The driver who admitted causing the death of cyclist Kevin Lane due to her careless driving walked free from court last Friday afternoon after being given a 12-month community order and banned from the road for three years.
See here for my report in today’s Evening Standard on the sentencing of Marjorie Tappenden and the anger from Mr Lane’s partner, Angela Cook, that justice has been shown to be a “joke”: http://www.standard.co.uk/news/london/if-you-want-to-kill-someone-get-in-a-car-justice-is-a-joke-victims-girlfriend-attacks-sentence-as-pensioner-is-spared-jail-over-cyclists-death-10020489.html
Below is as full a shorthand note as I was able to take from the summing up of the judge at Snaresbrook Crown Court.

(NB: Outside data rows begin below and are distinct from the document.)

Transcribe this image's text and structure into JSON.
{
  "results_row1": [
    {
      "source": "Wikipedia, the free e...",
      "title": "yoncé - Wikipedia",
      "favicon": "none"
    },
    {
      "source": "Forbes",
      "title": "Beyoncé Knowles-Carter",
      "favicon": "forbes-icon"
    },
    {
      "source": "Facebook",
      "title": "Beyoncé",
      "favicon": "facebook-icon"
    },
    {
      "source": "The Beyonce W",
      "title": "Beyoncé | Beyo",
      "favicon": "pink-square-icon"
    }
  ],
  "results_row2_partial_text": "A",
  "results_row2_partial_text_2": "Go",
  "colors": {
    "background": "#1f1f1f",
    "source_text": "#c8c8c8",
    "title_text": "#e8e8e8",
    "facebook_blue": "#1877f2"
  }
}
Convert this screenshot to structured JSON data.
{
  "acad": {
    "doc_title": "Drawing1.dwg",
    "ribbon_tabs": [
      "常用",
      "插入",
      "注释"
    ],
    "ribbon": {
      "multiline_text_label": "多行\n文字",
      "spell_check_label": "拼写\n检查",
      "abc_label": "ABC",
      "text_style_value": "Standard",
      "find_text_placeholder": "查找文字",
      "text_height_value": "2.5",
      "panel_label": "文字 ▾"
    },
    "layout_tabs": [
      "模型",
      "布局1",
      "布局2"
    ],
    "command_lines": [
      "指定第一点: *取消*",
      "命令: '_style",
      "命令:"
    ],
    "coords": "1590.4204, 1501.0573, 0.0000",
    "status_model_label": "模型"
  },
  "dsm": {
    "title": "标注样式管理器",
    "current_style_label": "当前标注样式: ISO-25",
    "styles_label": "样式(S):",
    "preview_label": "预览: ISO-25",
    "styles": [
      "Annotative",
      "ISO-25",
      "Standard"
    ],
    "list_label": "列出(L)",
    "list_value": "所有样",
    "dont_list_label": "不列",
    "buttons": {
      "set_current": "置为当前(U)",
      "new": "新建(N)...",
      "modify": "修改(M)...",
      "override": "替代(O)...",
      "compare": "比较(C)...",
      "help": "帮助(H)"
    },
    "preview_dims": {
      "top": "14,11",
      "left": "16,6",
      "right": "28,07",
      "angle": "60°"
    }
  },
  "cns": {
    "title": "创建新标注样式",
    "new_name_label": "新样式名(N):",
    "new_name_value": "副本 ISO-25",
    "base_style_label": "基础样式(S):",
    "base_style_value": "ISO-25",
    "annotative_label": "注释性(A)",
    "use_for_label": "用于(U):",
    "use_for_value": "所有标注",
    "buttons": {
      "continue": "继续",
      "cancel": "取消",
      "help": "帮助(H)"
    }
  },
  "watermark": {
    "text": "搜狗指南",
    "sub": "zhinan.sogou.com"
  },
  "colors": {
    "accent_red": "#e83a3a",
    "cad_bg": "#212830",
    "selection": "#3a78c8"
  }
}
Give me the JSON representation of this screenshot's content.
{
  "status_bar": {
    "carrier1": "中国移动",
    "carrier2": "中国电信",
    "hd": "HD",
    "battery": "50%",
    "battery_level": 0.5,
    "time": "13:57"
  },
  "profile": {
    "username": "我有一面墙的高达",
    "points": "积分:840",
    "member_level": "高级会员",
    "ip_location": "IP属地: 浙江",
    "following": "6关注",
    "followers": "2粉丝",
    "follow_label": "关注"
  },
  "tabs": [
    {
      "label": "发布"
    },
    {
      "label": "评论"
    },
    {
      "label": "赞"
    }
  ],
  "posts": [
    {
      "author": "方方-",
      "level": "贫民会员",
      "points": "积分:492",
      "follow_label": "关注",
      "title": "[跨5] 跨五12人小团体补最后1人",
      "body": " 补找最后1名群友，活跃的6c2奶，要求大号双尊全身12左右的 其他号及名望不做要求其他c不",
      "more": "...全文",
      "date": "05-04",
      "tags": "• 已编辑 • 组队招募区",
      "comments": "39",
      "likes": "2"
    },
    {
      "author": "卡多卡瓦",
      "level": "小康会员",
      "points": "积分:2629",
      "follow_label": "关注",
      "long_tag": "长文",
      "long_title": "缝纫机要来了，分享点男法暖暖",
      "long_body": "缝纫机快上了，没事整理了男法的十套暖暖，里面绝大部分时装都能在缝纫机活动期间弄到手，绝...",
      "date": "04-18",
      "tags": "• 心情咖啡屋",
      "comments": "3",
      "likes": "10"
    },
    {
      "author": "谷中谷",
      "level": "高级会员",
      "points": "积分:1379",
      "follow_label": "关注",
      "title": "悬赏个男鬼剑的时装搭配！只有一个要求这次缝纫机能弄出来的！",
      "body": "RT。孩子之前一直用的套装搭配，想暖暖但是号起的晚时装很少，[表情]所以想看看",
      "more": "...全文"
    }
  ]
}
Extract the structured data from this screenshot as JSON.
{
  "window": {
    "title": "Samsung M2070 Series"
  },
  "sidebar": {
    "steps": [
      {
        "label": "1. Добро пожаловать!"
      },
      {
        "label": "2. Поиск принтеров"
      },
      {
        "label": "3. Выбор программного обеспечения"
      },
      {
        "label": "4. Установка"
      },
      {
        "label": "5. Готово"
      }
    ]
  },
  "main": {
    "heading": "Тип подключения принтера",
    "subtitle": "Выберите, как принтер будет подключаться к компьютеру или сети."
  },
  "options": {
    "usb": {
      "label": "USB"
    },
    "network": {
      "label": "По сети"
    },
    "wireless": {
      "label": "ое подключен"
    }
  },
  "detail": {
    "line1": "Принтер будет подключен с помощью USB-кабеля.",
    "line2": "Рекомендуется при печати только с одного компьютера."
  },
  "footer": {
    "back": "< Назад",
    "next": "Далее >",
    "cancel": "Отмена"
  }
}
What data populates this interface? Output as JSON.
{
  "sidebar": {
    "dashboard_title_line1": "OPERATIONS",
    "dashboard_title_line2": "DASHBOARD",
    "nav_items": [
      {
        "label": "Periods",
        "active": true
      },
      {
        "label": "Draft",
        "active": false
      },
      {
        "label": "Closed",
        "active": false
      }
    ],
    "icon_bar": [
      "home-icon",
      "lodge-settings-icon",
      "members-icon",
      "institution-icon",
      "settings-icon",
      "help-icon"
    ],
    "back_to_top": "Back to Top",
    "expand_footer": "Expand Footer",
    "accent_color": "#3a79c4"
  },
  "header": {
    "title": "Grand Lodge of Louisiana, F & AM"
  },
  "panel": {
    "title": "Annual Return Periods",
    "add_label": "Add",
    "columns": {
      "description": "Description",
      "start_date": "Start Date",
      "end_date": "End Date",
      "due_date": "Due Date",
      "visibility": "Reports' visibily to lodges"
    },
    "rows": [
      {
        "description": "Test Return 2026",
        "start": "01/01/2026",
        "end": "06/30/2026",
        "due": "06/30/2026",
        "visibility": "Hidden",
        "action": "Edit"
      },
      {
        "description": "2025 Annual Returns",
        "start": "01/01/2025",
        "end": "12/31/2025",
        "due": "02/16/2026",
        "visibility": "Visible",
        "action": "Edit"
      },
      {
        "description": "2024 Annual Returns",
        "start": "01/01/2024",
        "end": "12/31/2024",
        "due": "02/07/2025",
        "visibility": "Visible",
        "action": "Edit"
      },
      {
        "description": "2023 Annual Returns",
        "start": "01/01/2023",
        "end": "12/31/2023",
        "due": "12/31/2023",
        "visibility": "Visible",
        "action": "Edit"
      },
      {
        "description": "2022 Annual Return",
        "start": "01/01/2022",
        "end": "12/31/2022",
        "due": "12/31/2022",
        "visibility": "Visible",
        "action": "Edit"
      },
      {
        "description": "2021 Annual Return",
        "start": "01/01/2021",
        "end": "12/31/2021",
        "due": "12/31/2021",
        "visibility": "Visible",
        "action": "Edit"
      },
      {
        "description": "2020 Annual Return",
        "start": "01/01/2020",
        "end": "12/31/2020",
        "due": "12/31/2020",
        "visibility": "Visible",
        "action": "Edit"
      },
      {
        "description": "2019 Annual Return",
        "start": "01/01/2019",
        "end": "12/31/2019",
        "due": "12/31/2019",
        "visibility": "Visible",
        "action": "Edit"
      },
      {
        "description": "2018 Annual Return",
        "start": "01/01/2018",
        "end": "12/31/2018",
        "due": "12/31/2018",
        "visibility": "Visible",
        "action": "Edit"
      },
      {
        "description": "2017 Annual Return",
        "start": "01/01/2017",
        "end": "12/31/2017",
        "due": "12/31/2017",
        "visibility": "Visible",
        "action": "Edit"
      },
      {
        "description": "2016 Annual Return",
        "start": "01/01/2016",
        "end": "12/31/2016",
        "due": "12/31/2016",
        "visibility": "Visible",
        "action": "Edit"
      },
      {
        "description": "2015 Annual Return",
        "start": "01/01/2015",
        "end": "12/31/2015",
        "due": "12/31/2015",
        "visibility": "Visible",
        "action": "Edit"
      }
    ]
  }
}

Judge William Kennedy said: “There is nothing that I can say to make this better. This is a tragedy for both sides in this court. I’m desperately sorry for all of you in the situation you find yourselves in.
“On the one hand, we had a decent man who was loved and cared for, who went riding his bike, for leisure, for health, as part of his ordinary enjoyment of life.
“On the other hand, a blameless character who has never before been involved in any incident. Quite simply, she pushed the wrong pedal. Of course, frozen to the spot, it took moments for the car to stop. Long moments. Moments which effectively took the life of the cyclist. The whole thing was a single source of error, with those dreadful results.
“I must disqualify her from driving and say she must pass an extended test were she ever to drive again.
“There are no winners here. There are only losers in this room. That is a tragedy. Motor vehicles are lethal. Those who drive them are expected to do so with skill, with care, so far as possible, in a way that guarantees the absolute need for safety for those on the roads who need protected, such as cyclists. These were a few seconds which simply had desperate consequences.”
Judge Kennedy, who said he lived in Woodford Green and knew the junction well, said the maximum sentence that could be imposed for causing death by careless driving was five years, and then only after a trial in which the defendant had pleaded not guilty, and where there were a series of “aggravating factors”.
Such factors included taking a car without consent, driving while under the influence of alcohol or drugs, the driver having previous offences, there being more than one person killed or suffering serious injuries, and the driver failing to stop afterwards. None of these features applied in this case, he said. Also, Mrs Tappenden, whose alcohol reading was zero, had pleaded guilty to causing death by careless driving at the earliest opportunity, entitling her to a third reduction in her sentence.
He referred to the question of the defendant’s remorse: “Certainly the probation service have heard her to express remorse. While this whole thing is a dreadful blur, she has said she will think about it every day for the rest of her life.”
Judge Kennedy said that the Criminal Justice Act 2003 set out the guidelines for sentences – punishment, deterrence and rehabilitation.
“Nowhere is mentioned revenge,” he said. “I don’t think I can say or do anything to this elderly lady more eloquent than that she says to herself.
“All of us dread that dreadful moment that we have not thought or concentrated as much as we would like. She won’t drive again. Her life will become that of looking after her husband. That is as eloquent a punishment and as comprehensive a deterrent as I think anyone could advise. I’m not sending this 74-year-old to prison. It’s not within my power to do so. It would not be just to do so.
“There will be a community order for the period of 12 months. Of course, she is disqualified for three years. She cannot drive again without an extended driving test.”
Turning to Ms Cook and Mr Lane’s family, he said: “I have not been able to help you at all. All of you must move on. I would have to be made of stone not to have been moved by each and every syllable [of Ms Cook’s statement]. But there is life at the end of this for you. I very much hope that life starts now.”